8383. — À M. DE POMARET.
14 octobre.

Le vieux malade, monsieur, est bien sensible à votre souvenir. Le ministère est trop occupé des parlements pour songer à persécuter les dissidents de France. On laisse du moins fort tranquilles ceux que j’ai recueillis chez moi ; ils ne payent même aucun impôt, et j’ai obtenu jusqu’à présent toutes les facilités possibles pour leur commerce.

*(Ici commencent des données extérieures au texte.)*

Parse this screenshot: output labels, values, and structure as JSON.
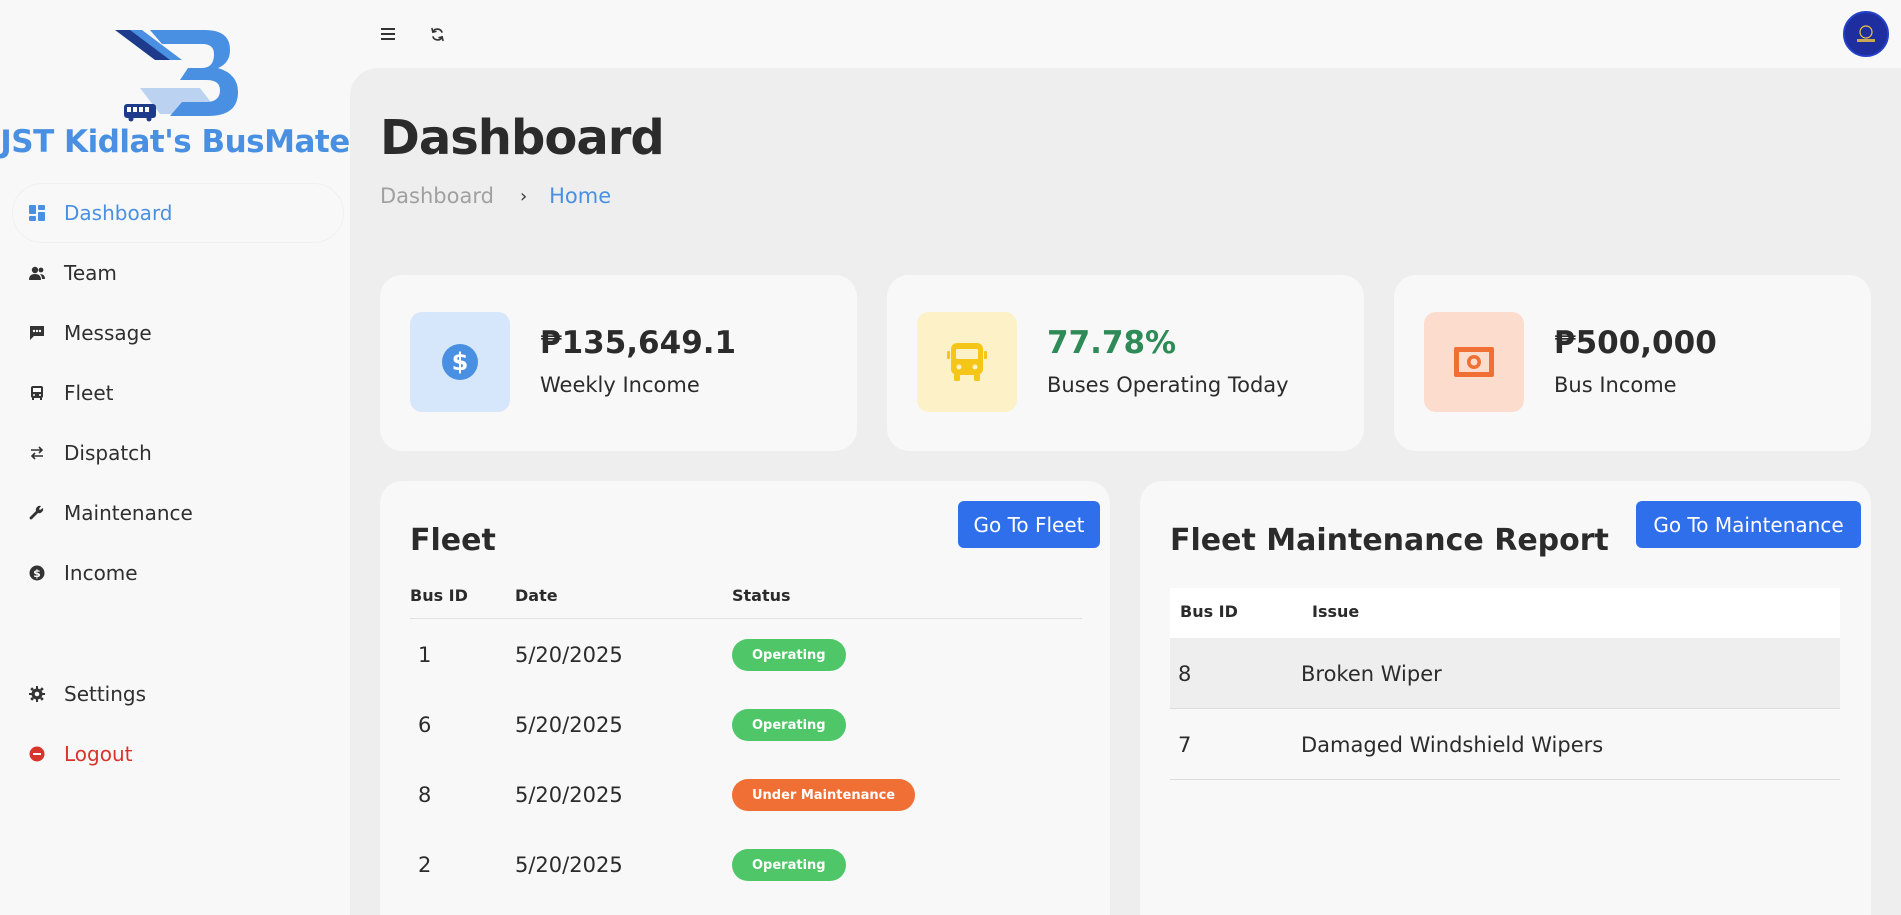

Je présume qu’il en est ainsi dans le reste du royaume. On s’appesantit plus sur les philosophes que sur les réformés ; mais si les uns et les autres ne parlent pas trop haut, on les laissera respirer en paix ; c’est tout ce que l’on peut espérer dans la situation présente. Le gouvernement ne s’occupera jamais à déraciner la superstition ; il sera toujours content, pourvu que le peuple paye et obéisse. On laissera le prépuce de Jésus-Christ dans l’église du Puy en Velay, et la robe de la vierge Marie dans le village d’Argenteuil. Les possédés qui tombent du haut mal iront hurler la nuit du jeudi saint dans la Sainte-Chapelle de Paris et dans l’église de Saint-Maur ; on liquéfiera le sang de saint Janvier à Naples. On ne se souciera jamais d’éclairer les hommes, mais de les asservir. Il y a longtemps que, dans les pays despotiques, sauve qui peut ! est la devise des sujets.